‘There is no rational basis for the adulation the NHS is currently receiving.’
Those are the words of right-wing think-tank, the Institute of Economic Affairs (IEA). According to them the NHS is ‘nothing special’.
When I read their report, I felt angry and defensive, as many people close to me work in the NHS, and it’s hard not to take this personally.
The thing is that on some level an outright attack on the NHS is personal to all of us. We all pay into it, we all use it, and most of us know someone who gives their all working in it.
Even though I’ve found that the IEA are largely dismissed as questionable government lobbyists amongst NHS supporters, in the midst of a pandemic when people are at their lowest ebb, words matter more.
This attempt to stir up anti-NHS feeling during the most challenging time in its history in order to suit their political agenda, further erodes staff morale, which is already at rock-bottom. The report’s authors should be ashamed.
Critics of our health service speak as though this were happening to other people; as if the NHS did not apply to them.
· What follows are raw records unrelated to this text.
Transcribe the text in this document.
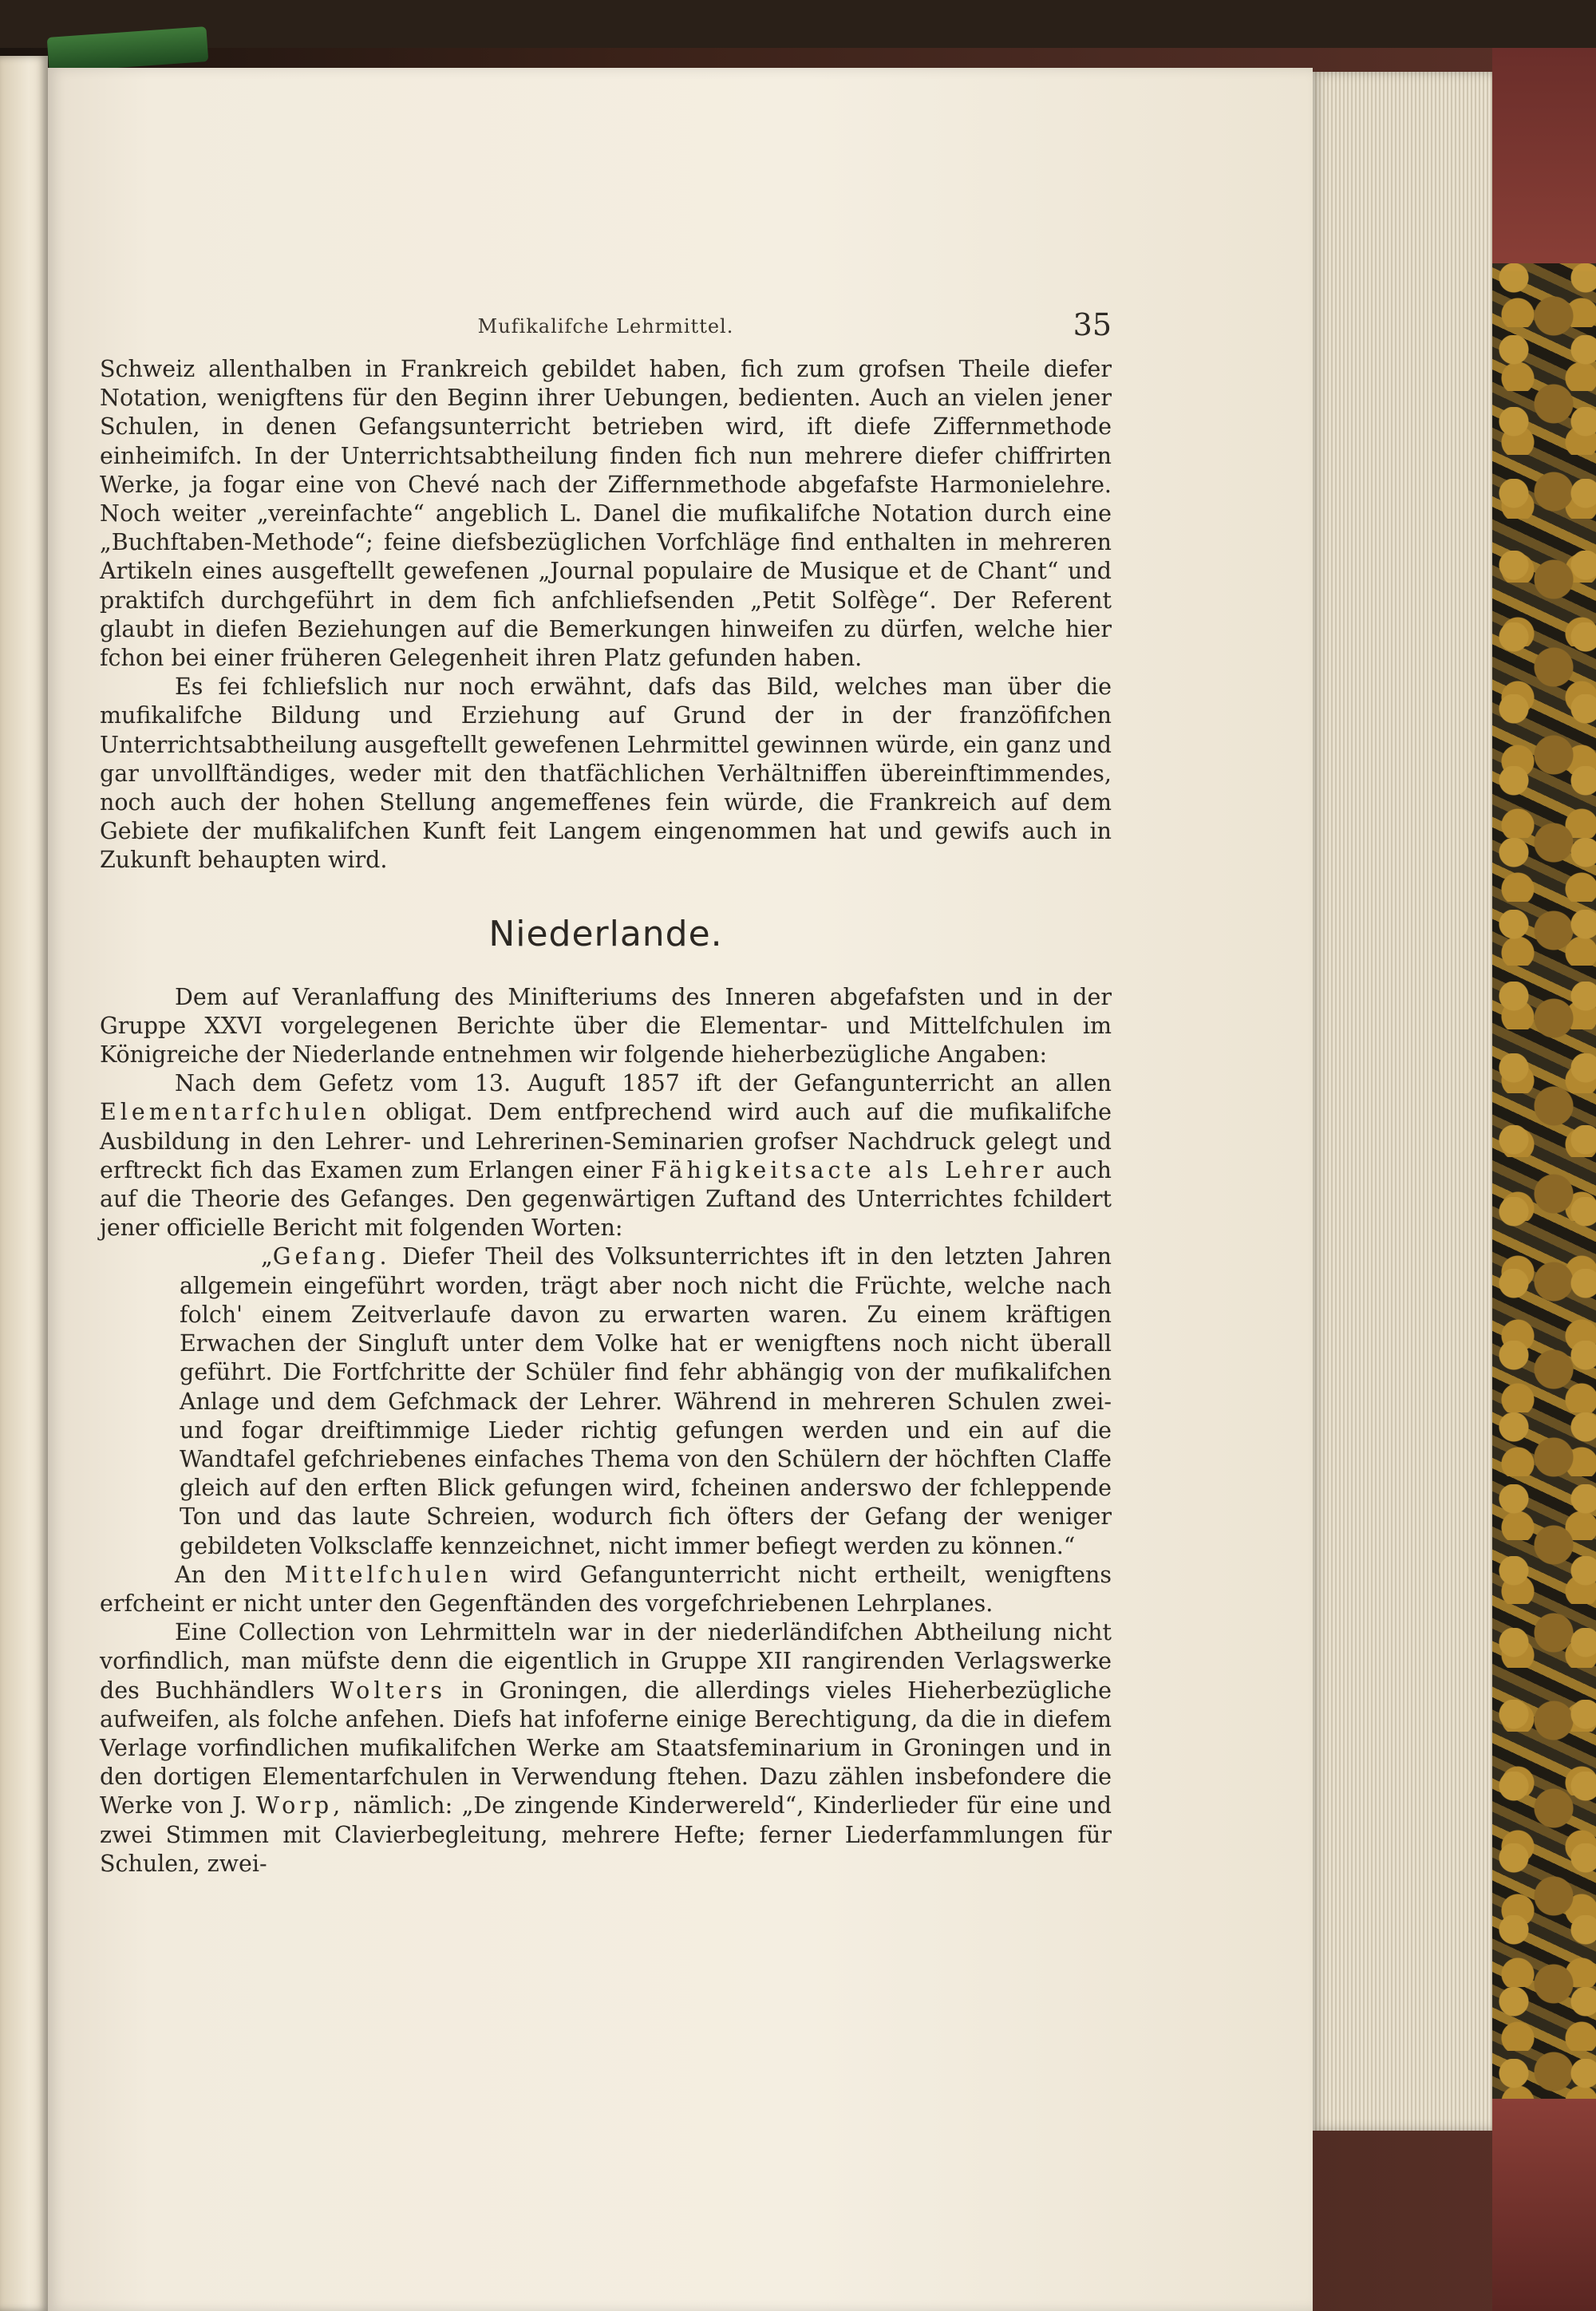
Mufikalifche Lehrmittel.	35

Schweiz allenthalben in Frankreich gebildet haben, fich zum grofsen Theile diefer Notation, wenigftens für den Beginn ihrer Uebungen, bedienten. Auch an vielen jener Schulen, in denen Gefangsunterricht betrieben wird, ift diefe Ziffernmethode einheimifch. In der Unterrichtsabtheilung finden fich nun mehrere diefer chiffrirten Werke, ja fogar eine von Chevé nach der Ziffernmethode abgefafste Harmonielehre. Noch weiter „vereinfachte“ angeblich L. Danel die mufikalifche Notation durch eine „Buchftaben-Methode“; feine diefsbezüglichen Vorfchläge find enthalten in mehreren Artikeln eines ausgeftellt gewefenen „Journal populaire de Musique et de Chant“ und praktifch durchgeführt in dem fich anfchliefsenden „Petit Solfège“. Der Referent glaubt in diefen Beziehungen auf die Bemerkungen hinweifen zu dürfen, welche hier fchon bei einer früheren Gelegenheit ihren Platz gefunden haben.

Es fei fchliefslich nur noch erwähnt, dafs das Bild, welches man über die mufikalifche Bildung und Erziehung auf Grund der in der franzöfifchen Unterrichtsabtheilung ausgeftellt gewefenen Lehrmittel gewinnen würde, ein ganz und gar unvollftändiges, weder mit den thatfächlichen Verhältniffen übereinftimmendes, noch auch der hohen Stellung angemeffenes fein würde, die Frankreich auf dem Gebiete der mufikalifchen Kunft feit Langem eingenommen hat und gewifs auch in Zukunft behaupten wird.

Niederlande.

Dem auf Veranlaffung des Minifteriums des Inneren abgefafsten und in der Gruppe XXVI vorgelegenen Berichte über die Elementar- und Mittelfchulen im Königreiche der Niederlande entnehmen wir folgende hieherbezügliche Angaben:

Nach dem Gefetz vom 13. Auguft 1857 ift der Gefangunterricht an allen Elementarfchulen obligat. Dem entfprechend wird auch auf die mufikalifche Ausbildung in den Lehrer- und Lehrerinen-Seminarien grofser Nachdruck gelegt und erftreckt fich das Examen zum Erlangen einer Fähigkeitsacte als Lehrer auch auf die Theorie des Gefanges. Den gegenwärtigen Zuftand des Unterrichtes fchildert jener officielle Bericht mit folgenden Worten:

„Gefang. Diefer Theil des Volksunterrichtes ift in den letzten Jahren allgemein eingeführt worden, trägt aber noch nicht die Früchte, welche nach folch' einem Zeitverlaufe davon zu erwarten waren. Zu einem kräftigen Erwachen der Singluft unter dem Volke hat er wenigftens noch nicht überall geführt. Die Fortfchritte der Schüler find fehr abhängig von der mufikalifchen Anlage und dem Gefchmack der Lehrer. Während in mehreren Schulen zwei- und fogar dreiftimmige Lieder richtig gefungen werden und ein auf die Wandtafel gefchriebenes einfaches Thema von den Schülern der höchften Claffe gleich auf den erften Blick gefungen wird, fcheinen anderswo der fchleppende Ton und das laute Schreien, wodurch fich öfters der Gefang der weniger gebildeten Volksclaffe kennzeichnet, nicht immer befiegt werden zu können.“

An den Mittelfchulen wird Gefangunterricht nicht ertheilt, wenigftens erfcheint er nicht unter den Gegenftänden des vorgefchriebenen Lehrplanes.

Eine Collection von Lehrmitteln war in der niederländifchen Abtheilung nicht vorfindlich, man müfste denn die eigentlich in Gruppe XII rangirenden Verlagswerke des Buchhändlers Wolters in Groningen, die allerdings vieles Hieherbezügliche aufweifen, als folche anfehen. Diefs hat infoferne einige Berechtigung, da die in diefem Verlage vorfindlichen mufikalifchen Werke am Staatsfeminarium in Groningen und in den dortigen Elementarfchulen in Verwendung ftehen. Dazu zählen insbefondere die Werke von J. Worp, nämlich: „De zingende Kinderwereld“, Kinderlieder für eine und zwei Stimmen mit Clavierbegleitung, mehrere Hefte; ferner Liederfammlungen für Schulen, zwei-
They berate its shortcomings from a detached viewpoint, and yet no one in this country is ever truly detached from the institution, as any one of us could need the care it provides at any given moment.
I know my mother would not be short of words to utter in response. Rushed into hospital at the beginning of the first wave, it was only revealed during surgery that she had cancer, which was skilfully removed.
She had several other complications following the successful procedure, and spent the whole of the first lockdown in hospital.
Despite Covid-19 coming close to overwhelming the NHS, her care was exemplary. She wasn’t allowed visitors, but we spoke every day on the phone.
I’m very happy to say that thanks to their efforts she is now cancer-free. According to the IEA though, there is ‘no reason to be grateful’ for our health service.
But I am genuinely grateful for the NHS every single day, and not only for the care they bestowed upon my mother. Because of the NHS I hold my two children when my arms could so easily be empty.
My youngest arrived far too early, and wasn’t breathing when she was born.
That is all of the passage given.